His uncle, Sergeant Hoh Vitt, had not honestly told him how severe his injuries were, emphasizing Elto’s “youthful resilience and stamina.” Elto suspected he must be dying, and he wasn’t alone in that predicament. These last soldiers were all dying, if not from their injuries, then from hunger or thirst.

Thirst.

A man’s voice cut the darkness, a gunner named Deegan. “I wonder if Duke Leto got away. I hope he’s safe.”

A reassuring grunt. “Thufir Hawat would slit his own throat before he’d let the Baron touch our Duke, or young Paul.” It was the signalman Scovich, fiddling with the flexible hip cages that held two captive distrans bats, creatures whose nervous systems could carry message imprints.

“Bloody Harkonnens!” Then Deegan’s sigh became a sob. “I wish we were back home on Caladan.”

Supply sergeant Vitt was no more than a disembodied voice in the darkness, comfortingly close to his injured young nephew. “Do
you
hear a whisper of Caladan seas, Elto? Do you hear the waves, the tides?”

The boy concentrated hard. Indeed, the relentless artillery shelling sounded like the booming of breakers against the glistening black rocks below the cliff-perch of Castle Caladan.

“Maybe,” he said. But he didn’t, not really. The similarity was only slight, and his uncle, a Master Jongleur … a storyteller extraordinaire … wasn’t up to his capabilities, though here he couldn’t have asked for a more attentive audience. Instead the sergeant seemed stunned by events, and uncharacteristically quiet, not his usual gregarious self.

Elto remembered running barefoot along the beaches on Caladan, the Atreides home planet far, far from this barren repository of dunes, sandworms, and precious spice.
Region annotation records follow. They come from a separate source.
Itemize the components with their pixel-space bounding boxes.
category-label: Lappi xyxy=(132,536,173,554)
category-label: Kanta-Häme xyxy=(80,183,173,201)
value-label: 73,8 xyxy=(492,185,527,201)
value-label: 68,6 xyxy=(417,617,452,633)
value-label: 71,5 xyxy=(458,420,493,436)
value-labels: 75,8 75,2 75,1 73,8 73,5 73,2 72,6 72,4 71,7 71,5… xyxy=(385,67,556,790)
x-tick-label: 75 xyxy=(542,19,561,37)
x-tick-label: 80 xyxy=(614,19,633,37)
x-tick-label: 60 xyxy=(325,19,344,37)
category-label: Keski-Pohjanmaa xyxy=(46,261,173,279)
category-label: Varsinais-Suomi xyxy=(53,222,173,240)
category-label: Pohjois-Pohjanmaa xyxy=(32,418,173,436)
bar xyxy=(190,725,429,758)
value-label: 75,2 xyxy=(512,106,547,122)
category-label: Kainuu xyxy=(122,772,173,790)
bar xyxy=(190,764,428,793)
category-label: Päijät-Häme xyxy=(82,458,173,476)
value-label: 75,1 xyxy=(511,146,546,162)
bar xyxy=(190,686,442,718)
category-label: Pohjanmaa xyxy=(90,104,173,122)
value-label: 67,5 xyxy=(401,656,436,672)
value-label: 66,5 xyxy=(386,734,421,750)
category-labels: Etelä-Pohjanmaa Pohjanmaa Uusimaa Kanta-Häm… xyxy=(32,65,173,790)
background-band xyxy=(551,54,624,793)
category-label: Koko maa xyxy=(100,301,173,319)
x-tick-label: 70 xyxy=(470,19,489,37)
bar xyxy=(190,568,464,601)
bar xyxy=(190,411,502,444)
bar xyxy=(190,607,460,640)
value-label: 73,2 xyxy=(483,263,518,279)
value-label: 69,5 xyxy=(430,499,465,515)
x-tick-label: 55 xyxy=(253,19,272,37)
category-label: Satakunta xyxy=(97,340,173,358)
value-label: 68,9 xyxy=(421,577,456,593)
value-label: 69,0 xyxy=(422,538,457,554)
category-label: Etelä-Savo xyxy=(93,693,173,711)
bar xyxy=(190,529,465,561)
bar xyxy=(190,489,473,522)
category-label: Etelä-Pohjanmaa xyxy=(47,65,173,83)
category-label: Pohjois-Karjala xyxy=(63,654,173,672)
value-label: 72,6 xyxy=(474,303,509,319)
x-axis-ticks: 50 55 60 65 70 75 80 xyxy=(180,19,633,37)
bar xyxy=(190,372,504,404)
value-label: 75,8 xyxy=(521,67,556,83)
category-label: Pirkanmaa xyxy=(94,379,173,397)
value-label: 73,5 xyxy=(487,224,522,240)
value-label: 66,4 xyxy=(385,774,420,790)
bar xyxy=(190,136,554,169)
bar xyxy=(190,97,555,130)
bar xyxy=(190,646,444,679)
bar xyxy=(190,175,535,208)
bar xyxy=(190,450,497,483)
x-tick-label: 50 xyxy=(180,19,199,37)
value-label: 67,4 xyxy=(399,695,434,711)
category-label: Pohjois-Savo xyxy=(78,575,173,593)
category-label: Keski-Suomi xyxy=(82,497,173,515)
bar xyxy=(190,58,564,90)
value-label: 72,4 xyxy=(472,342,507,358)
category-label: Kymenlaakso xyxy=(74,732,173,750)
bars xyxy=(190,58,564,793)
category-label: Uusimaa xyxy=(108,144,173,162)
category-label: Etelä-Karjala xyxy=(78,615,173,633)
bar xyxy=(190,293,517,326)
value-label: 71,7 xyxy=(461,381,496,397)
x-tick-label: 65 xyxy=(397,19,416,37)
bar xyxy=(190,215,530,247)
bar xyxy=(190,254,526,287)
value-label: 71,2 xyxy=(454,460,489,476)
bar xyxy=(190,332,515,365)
As a child, he had tiptoed in the foamy residue of waves, avoiding the tiny pincers of crabfish so numerous that he could net enough for a fine meal in only a few minutes.

Those memories were much more vivid than what had just happened … .

THE ALARMS HAD rung in the middle of the night, ironically during the first deep sleep Elto Vitt had managed in the Atreides barracks at Arrakeen. Only a month earlier, he and other recruits had been assigned to this desolate planet, saying their farewells to lush Caladan. Duke Leto Atreides had received the governorship of Arrakis, the only known source of the spice melange, as a boon from the Padishah Emperor Shaddam IV.

To many of the loyal Atreides soldiers, it had seemed a great financial coup—they had known nothing of politics … or of danger. Apparently Duke Leto had not been aware of the peril here either, because he’d brought along his concubine Lady Jessica and their fifteen-year-old son, Paul.